One major difference so far this year compared to previous years is the frequency of arrivals of ocean shipments. Last year, there was generally one arrival per week carrying a very large volume of cherries. This year, in addition to the fastest Hamburg Sud “charter” vessels arriving weekly from Valparaiso Chile to Hong Kong, there are also shipments coming on vessels operated by Hapag Lloyd and Evergreen. This means that although overall volume is similar to last year, there are 2-3 arrivals per week instead of just one. Liang said he and other importers generally prefer this situation of more arrivals with smaller volumes in each arrival because it mitigates risk, especially the danger of long delays at customs and quarantine due to too many cherries arriving all at once.

The scene at Jiangnan Market on December 22

Discussing the sharp spike of fruit sales in China just before the Lunar New Year and Spring Festival celebration, Liang said that Guohai’s two best selling items for that period are Chilean cherries and Peruvian table grapes. As for the cherries, each year Guohai has already planned out its purchasing by September r. Then, in November, it sends employees to personally inspect the orchards in Chile. He says that by this point in its development, the company values predictability above all.

“This year we will buy a higher volume of cherries than last year,” says Liang. “And we will buy entirely well-known, premium brands. At all the links in the chain, from cultivation, to post-harvest, to grading, to packing and shipment, the larger suppliers are more professional, which means that the quality of the shipments we receive from them is consistently higher. To win in the China market, you need a good brand, continual supply and stable quality. All three of those are indispensable.”

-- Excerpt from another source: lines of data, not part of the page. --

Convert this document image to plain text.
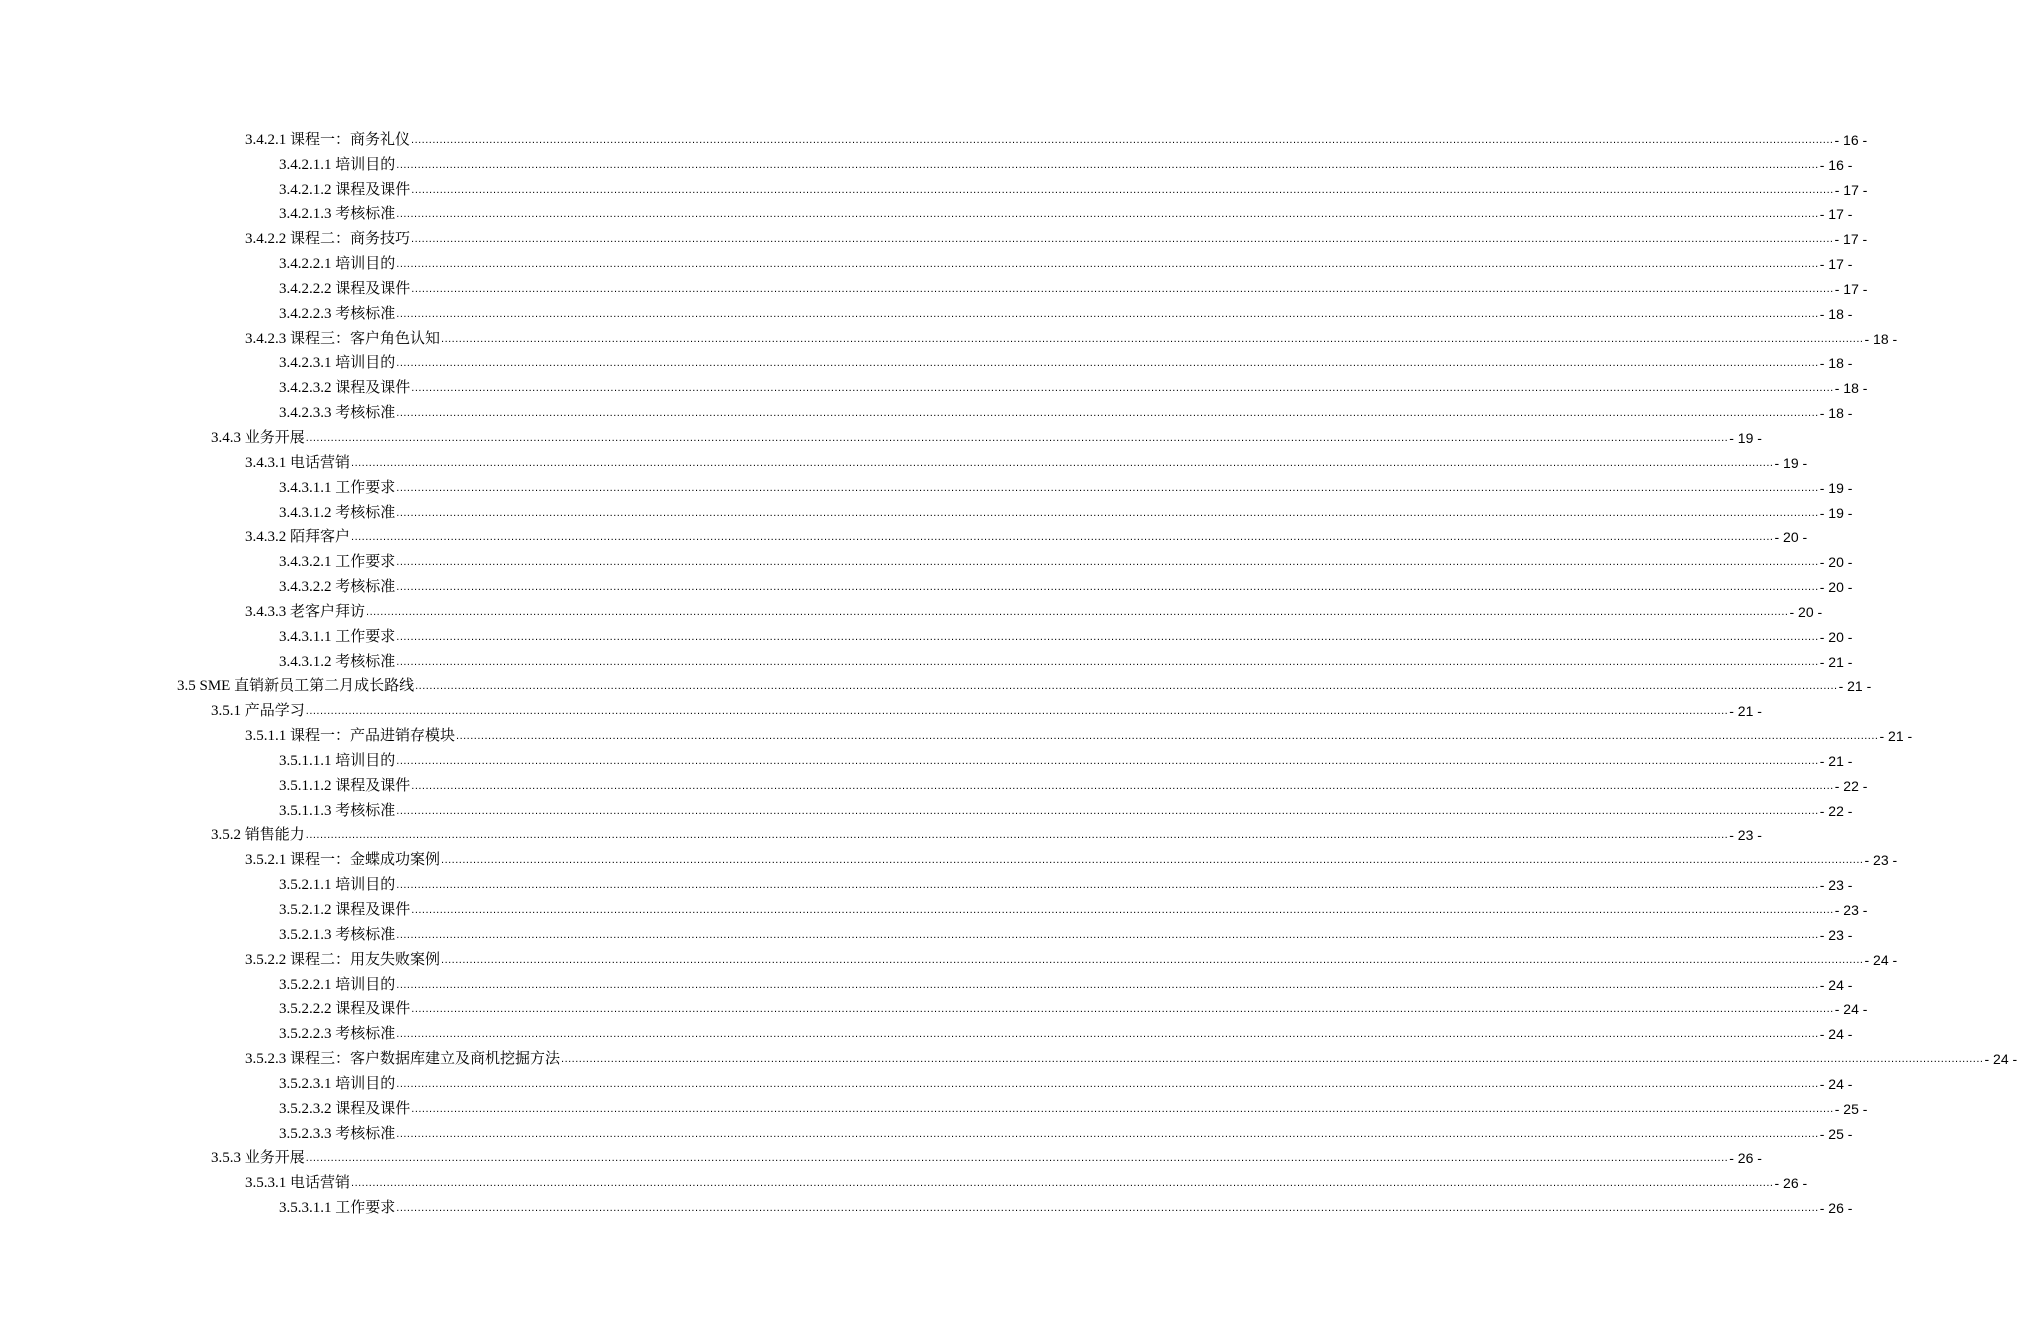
3.4.2.1 课程一：商务礼仪 ................................................................................................................................................................................................................................................................................................................................................................................................................ - 16 -
3.4.2.1.1 培训目的 ................................................................................................................................................................................................................................................................................................................................................................................................................ - 16 -
3.4.2.1.2 课程及课件 ................................................................................................................................................................................................................................................................................................................................................................................................................ - 17 -
3.4.2.1.3 考核标准 ................................................................................................................................................................................................................................................................................................................................................................................................................ - 17 -
3.4.2.2 课程二：商务技巧 ................................................................................................................................................................................................................................................................................................................................................................................................................ - 17 -
3.4.2.2.1 培训目的 ................................................................................................................................................................................................................................................................................................................................................................................................................ - 17 -
3.4.2.2.2 课程及课件 ................................................................................................................................................................................................................................................................................................................................................................................................................ - 17 -
3.4.2.2.3 考核标准 ................................................................................................................................................................................................................................................................................................................................................................................................................ - 18 -
3.4.2.3 课程三：客户角色认知 ................................................................................................................................................................................................................................................................................................................................................................................................................ - 18 -
3.4.2.3.1 培训目的 ................................................................................................................................................................................................................................................................................................................................................................................................................ - 18 -
3.4.2.3.2 课程及课件 ................................................................................................................................................................................................................................................................................................................................................................................................................ - 18 -
3.4.2.3.3 考核标准 ................................................................................................................................................................................................................................................................................................................................................................................................................ - 18 -
3.4.3 业务开展 ................................................................................................................................................................................................................................................................................................................................................................................................................ - 19 -
3.4.3.1 电话营销 ................................................................................................................................................................................................................................................................................................................................................................................................................ - 19 -
3.4.3.1.1 工作要求 ................................................................................................................................................................................................................................................................................................................................................................................................................ - 19 -
3.4.3.1.2 考核标准 ................................................................................................................................................................................................................................................................................................................................................................................................................ - 19 -
3.4.3.2 陌拜客户 ................................................................................................................................................................................................................................................................................................................................................................................................................ - 20 -
3.4.3.2.1 工作要求 ................................................................................................................................................................................................................................................................................................................................................................................................................ - 20 -
3.4.3.2.2 考核标准 ................................................................................................................................................................................................................................................................................................................................................................................................................ - 20 -
3.4.3.3 老客户拜访 ................................................................................................................................................................................................................................................................................................................................................................................................................ - 20 -
3.4.3.1.1 工作要求 ................................................................................................................................................................................................................................................................................................................................................................................................................ - 20 -
3.4.3.1.2 考核标准 ................................................................................................................................................................................................................................................................................................................................................................................................................ - 21 -
3.5 SME 直销新员工第二月成长路线 ................................................................................................................................................................................................................................................................................................................................................................................................................ - 21 -
3.5.1 产品学习 ................................................................................................................................................................................................................................................................................................................................................................................................................ - 21 -
3.5.1.1 课程一：产品进销存模块 ................................................................................................................................................................................................................................................................................................................................................................................................................ - 21 -
3.5.1.1.1 培训目的 ................................................................................................................................................................................................................................................................................................................................................................................................................ - 21 -
3.5.1.1.2 课程及课件 ................................................................................................................................................................................................................................................................................................................................................................................................................ - 22 -
3.5.1.1.3 考核标准 ................................................................................................................................................................................................................................................................................................................................................................................................................ - 22 -
3.5.2 销售能力 ................................................................................................................................................................................................................................................................................................................................................................................................................ - 23 -
3.5.2.1 课程一：金蝶成功案例 ................................................................................................................................................................................................................................................................................................................................................................................................................ - 23 -
3.5.2.1.1 培训目的 ................................................................................................................................................................................................................................................................................................................................................................................................................ - 23 -
3.5.2.1.2 课程及课件 ................................................................................................................................................................................................................................................................................................................................................................................................................ - 23 -
3.5.2.1.3 考核标准 ................................................................................................................................................................................................................................................................................................................................................................................................................ - 23 -
3.5.2.2 课程二：用友失败案例 ................................................................................................................................................................................................................................................................................................................................................................................................................ - 24 -
3.5.2.2.1 培训目的 ................................................................................................................................................................................................................................................................................................................................................................................................................ - 24 -
3.5.2.2.2 课程及课件 ................................................................................................................................................................................................................................................................................................................................................................................................................ - 24 -
3.5.2.2.3 考核标准 ................................................................................................................................................................................................................................................................................................................................................................................................................ - 24 -
3.5.2.3 课程三：客户数据库建立及商机挖掘方法 ................................................................................................................................................................................................................................................................................................................................................................................................................ - 24 -
3.5.2.3.1 培训目的 ................................................................................................................................................................................................................................................................................................................................................................................................................ - 24 -
3.5.2.3.2 课程及课件 ................................................................................................................................................................................................................................................................................................................................................................................................................ - 25 -
3.5.2.3.3 考核标准 ................................................................................................................................................................................................................................................................................................................................................................................................................ - 25 -
3.5.3 业务开展 ................................................................................................................................................................................................................................................................................................................................................................................................................ - 26 -
3.5.3.1 电话营销 ................................................................................................................................................................................................................................................................................................................................................................................................................ - 26 -
3.5.3.1.1 工作要求 ................................................................................................................................................................................................................................................................................................................................................................................................................ - 26 -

Produce Report also spoke to Frank Chen, Import Manager at Shanghai Guohai Trading Co. Ltd. about this season’s Chilean cherry prices. Price varies widely depending on variety, size and quality. Chen said that as of December 22, at the low end, Royal Dawn cherries were selling for RMB 200+ per 5kg box at wholesale. At the high end, Santina, a favored variety, could go for above RMB 400 per 5kg box (1 RMB = 0.15 USD).

This shows that quality really has a big impact on price when it comes to imported cherries in China. “Firmness, texture, luster, deepness of color, does it have any blemishes, is the stem still green, these are some of the ways you can judge if it’s a good or bad cherry,” says Chen.